Oct. 3, 2017 — It has been apparent for some time that three-term Arizona Rep. Kyrsten Sinema (D-Phoenix) is preparing for a statewide race, and on Friday she officially made her intentions known. Rep. Sinema announced that she will run for Senate, challenging first-term Sen. Jeff Flake (R) or whomever the Republican nominee might be.
Former state senator and US Senate candidate Kelli Ward is Sen. Flake’s current Republican opponent and she leads him in the latest polls, but others could still enter if they continue to see Flake in a prone political position and Ward not perceived as a top-tier candidate. The Arizona partisan primary cycle is a long one. The vote is scheduled for Aug. 28, 2018, and with the filing deadline not until May 30 plenty of time remains for the final candidate field to gel.
It became obvious that Sinema was looking at either the Senate or governor’s race at the beginning of the year when her fundraising increased precipitously even though her Phoenix congressional district is now politically safe. Having more than $3 million in her campaign account by June 30 (the same amount as Sen. Flake, incidentally) became the strongest clue that she would run statewide despite her “announcement” during a Phoenix radio interview that she would seek re-election to the House.
Sinema’s move means 27 seats will be open for the 2018 regular election cycle, not counting Utah’s UT-3 special election that will be decided on Nov. 7. The Republicans hold 18 of the 27 open seats as compared to the Democrats’ nine.
Arizona’s 9th District is a small Phoenix suburban seat that encompasses part of the state’s largest municipality and arcs around its eastern boundary from north to south. The population anchor is the cities of Mesa and Tempe. The seat also touches part of Glendale, Scottsdale, and Chandler in addition to Phoenix. Originally, the 9th proved to be a swing seat, but as the decade progresses it is moving discernibly toward the Democratic candidates.
Early signs suggest Democrats are coalescing behind Rep. Sinema, and thus a united party heads into political battle with Sen. Flake or a different party nominee should the incumbent not emerge from the GOP intra-party vote.
Phoenix Mayor Greg Stanton (D) appears ready to enter the open House contest, but won’t do so for some time. Arizona has a “resign to run” law, meaning that the mayor would have to relinquish his current position upon declaring for the federal post if done more than a year before the next election. Such a timetable suggests that Stanton won’t officially announce his campaign until well after the new year begins. Postponing his entry would allow him to serve the balance of his term as mayor while he campaigns for the House.
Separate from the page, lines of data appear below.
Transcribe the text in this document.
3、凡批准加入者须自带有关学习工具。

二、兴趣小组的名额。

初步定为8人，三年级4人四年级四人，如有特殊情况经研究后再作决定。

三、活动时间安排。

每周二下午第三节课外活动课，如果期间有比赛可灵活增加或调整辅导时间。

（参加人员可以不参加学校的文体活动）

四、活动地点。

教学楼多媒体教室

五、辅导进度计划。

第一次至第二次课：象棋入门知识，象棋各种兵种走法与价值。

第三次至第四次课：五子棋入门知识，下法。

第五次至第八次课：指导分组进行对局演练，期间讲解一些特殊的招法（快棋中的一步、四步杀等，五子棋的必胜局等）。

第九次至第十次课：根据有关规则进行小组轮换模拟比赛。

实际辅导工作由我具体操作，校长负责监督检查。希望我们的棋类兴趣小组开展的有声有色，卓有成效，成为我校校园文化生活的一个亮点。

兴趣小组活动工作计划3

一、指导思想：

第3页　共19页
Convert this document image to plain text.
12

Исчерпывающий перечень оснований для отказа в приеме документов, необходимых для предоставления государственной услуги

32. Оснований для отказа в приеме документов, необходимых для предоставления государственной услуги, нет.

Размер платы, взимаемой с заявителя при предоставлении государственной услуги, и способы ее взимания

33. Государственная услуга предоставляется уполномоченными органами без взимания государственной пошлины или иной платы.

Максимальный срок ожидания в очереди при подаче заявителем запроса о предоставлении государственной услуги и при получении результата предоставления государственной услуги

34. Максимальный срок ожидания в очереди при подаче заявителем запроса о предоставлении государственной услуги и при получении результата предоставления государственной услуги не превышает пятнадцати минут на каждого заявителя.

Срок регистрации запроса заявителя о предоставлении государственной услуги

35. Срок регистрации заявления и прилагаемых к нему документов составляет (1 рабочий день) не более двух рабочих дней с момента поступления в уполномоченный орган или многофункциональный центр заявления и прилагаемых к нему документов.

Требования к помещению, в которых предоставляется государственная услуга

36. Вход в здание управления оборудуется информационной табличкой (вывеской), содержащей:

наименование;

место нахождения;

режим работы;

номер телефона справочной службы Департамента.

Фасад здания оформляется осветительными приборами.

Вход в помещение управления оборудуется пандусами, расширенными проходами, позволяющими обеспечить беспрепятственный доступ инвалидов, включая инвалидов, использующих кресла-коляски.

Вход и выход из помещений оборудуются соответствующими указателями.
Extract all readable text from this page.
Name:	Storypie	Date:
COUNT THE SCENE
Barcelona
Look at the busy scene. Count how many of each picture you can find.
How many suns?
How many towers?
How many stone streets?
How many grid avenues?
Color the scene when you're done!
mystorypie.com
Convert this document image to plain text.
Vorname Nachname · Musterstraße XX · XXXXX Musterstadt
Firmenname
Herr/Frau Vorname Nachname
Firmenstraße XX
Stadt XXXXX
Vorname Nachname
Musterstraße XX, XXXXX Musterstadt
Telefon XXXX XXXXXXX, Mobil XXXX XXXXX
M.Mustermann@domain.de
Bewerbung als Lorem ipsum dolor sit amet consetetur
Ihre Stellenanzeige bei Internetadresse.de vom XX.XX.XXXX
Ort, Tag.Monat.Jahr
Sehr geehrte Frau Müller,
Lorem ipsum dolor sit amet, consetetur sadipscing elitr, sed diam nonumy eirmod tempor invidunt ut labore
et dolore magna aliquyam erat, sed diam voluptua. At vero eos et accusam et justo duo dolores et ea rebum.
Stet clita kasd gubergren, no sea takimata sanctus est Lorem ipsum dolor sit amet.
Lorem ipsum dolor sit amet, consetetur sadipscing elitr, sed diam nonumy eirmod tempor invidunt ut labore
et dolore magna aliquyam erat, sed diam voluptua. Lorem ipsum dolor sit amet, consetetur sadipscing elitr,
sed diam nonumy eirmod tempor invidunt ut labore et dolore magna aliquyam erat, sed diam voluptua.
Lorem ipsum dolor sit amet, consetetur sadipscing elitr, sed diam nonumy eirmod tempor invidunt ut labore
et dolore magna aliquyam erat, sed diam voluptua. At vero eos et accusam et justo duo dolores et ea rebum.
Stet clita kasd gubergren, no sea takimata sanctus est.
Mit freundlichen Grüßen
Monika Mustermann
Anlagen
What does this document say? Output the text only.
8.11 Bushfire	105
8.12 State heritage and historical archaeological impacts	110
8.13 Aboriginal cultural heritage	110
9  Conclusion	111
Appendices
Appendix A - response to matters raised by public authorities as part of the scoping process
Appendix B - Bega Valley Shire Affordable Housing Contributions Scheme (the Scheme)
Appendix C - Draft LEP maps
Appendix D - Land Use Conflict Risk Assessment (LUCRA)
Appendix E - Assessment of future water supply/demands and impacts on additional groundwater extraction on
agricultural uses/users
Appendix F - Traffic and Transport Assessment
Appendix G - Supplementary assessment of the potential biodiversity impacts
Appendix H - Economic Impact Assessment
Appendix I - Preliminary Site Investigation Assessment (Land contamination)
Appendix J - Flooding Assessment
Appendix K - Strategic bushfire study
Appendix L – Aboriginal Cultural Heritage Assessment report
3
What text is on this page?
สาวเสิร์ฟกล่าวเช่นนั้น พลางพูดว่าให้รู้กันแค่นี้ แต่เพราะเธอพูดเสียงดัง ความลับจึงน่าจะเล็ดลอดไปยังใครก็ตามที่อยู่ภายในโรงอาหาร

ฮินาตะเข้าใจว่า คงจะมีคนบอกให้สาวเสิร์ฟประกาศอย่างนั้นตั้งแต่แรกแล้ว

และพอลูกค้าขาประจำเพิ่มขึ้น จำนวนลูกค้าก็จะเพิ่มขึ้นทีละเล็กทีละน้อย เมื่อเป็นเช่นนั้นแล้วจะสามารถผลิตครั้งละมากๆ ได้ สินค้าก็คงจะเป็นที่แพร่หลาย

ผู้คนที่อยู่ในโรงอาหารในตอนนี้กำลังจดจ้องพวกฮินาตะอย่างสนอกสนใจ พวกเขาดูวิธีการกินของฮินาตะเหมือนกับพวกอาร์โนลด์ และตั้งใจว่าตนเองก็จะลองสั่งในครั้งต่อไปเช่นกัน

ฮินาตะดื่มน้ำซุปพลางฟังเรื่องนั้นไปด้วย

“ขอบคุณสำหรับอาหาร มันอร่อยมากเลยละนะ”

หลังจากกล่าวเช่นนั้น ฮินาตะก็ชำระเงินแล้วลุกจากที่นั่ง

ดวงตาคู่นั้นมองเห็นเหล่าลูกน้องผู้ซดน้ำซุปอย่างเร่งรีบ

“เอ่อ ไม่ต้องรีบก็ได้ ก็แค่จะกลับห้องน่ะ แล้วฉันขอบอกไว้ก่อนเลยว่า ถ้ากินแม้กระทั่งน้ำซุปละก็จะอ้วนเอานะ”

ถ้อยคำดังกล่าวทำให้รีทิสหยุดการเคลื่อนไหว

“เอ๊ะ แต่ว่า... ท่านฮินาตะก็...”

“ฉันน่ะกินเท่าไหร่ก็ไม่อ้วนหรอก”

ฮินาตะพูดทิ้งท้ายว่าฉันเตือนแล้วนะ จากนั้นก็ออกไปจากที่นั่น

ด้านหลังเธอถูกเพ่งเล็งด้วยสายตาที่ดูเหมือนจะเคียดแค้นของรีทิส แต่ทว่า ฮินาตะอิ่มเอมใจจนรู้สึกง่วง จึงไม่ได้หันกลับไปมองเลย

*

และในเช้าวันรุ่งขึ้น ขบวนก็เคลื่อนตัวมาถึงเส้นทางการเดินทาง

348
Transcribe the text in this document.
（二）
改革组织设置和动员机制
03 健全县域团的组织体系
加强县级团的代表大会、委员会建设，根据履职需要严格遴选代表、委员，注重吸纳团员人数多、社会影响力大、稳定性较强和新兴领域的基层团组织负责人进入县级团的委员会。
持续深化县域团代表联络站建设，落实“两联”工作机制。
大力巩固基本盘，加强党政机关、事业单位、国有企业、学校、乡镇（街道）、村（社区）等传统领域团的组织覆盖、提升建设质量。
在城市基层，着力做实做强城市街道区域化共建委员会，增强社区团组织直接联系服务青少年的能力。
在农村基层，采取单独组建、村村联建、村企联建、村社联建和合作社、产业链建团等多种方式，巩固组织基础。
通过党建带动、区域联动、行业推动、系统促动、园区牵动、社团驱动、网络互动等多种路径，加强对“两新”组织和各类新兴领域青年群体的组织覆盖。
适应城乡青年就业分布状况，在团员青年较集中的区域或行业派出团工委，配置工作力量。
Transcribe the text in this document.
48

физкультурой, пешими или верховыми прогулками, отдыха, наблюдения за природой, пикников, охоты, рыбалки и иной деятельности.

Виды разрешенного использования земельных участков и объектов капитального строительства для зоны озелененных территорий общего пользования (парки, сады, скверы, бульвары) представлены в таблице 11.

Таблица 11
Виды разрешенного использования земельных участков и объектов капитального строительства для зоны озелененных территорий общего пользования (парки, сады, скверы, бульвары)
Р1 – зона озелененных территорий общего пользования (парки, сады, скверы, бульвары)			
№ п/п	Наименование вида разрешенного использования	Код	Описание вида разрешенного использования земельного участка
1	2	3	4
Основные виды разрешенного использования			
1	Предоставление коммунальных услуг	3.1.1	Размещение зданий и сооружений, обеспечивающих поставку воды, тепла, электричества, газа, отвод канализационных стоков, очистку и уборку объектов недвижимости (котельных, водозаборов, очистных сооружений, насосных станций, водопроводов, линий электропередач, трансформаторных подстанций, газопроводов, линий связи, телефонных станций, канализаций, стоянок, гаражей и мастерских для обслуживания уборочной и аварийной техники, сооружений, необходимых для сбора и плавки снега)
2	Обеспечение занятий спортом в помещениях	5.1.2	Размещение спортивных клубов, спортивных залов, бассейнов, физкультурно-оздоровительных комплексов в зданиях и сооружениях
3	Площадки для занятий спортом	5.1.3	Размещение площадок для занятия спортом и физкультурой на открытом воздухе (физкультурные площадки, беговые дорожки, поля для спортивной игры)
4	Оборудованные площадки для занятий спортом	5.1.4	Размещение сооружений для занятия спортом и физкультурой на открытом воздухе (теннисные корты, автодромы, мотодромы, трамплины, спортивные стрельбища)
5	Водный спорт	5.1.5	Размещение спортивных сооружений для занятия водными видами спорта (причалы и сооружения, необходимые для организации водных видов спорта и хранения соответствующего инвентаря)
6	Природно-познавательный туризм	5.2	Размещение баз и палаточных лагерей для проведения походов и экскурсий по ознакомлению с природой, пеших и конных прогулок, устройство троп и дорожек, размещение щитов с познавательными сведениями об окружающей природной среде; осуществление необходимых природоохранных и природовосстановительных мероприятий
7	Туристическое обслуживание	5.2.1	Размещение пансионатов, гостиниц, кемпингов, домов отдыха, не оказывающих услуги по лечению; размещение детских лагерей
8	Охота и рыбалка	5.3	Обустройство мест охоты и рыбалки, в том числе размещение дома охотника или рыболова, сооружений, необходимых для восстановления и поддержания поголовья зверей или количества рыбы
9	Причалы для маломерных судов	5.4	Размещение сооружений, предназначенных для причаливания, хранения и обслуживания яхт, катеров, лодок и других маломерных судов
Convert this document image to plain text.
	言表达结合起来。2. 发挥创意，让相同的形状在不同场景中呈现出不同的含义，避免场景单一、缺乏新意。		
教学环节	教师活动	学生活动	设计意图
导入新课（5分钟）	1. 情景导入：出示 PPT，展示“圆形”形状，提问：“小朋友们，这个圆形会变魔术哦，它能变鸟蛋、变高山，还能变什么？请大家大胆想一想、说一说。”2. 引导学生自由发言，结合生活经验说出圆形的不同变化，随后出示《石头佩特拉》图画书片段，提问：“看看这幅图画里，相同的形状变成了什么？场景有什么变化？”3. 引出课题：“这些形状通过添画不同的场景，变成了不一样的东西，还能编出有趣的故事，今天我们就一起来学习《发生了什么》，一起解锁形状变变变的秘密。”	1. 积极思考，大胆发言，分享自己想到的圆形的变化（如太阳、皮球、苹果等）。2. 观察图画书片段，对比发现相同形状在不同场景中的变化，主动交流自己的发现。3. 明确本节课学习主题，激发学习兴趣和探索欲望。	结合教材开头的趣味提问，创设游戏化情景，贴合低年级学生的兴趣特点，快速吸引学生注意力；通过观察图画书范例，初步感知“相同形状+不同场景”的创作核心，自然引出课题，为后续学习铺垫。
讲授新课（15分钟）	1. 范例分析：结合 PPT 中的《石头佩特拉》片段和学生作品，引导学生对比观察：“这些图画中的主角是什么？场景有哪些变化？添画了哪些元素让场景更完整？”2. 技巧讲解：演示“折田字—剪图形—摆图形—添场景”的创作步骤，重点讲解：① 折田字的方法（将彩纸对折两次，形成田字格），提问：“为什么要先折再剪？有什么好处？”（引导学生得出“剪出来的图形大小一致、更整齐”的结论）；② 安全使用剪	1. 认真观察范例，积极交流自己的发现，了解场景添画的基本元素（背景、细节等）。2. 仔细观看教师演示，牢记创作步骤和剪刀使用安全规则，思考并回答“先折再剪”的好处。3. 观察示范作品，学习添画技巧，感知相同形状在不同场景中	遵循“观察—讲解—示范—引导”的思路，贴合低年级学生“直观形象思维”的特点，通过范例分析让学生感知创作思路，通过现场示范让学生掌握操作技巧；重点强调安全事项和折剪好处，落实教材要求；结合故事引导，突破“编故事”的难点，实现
Another potential Democratic candidate is also falling in line behind Sinema. State Rep. Randy Friese (D-Tucson), the surgeon who saved former Rep. Gabriele Giffords’ (D-Tucson) life after she was shot at an open constituent event in 2011, indicates that he will seek re-election to the state House now that Congresswoman Sinema has decided to run for the Senate.
Clearly converting Arizona will become a major Democratic objective. Holding sizable funds and few Republicans to target because the party is defending 25 of 33 seats, the Grand Canyon State becomes one of two offensive opportunities. The Democrats seemingly clearing the field for Rep. Sinema makes their conversion chances even stronger.
Due to Sen. Flake’s nomination problems and the Democrats uniting behind Rep. Sinema, this race already moves into the toss-up category and will likely stay in this status for the bulk of the election cycle.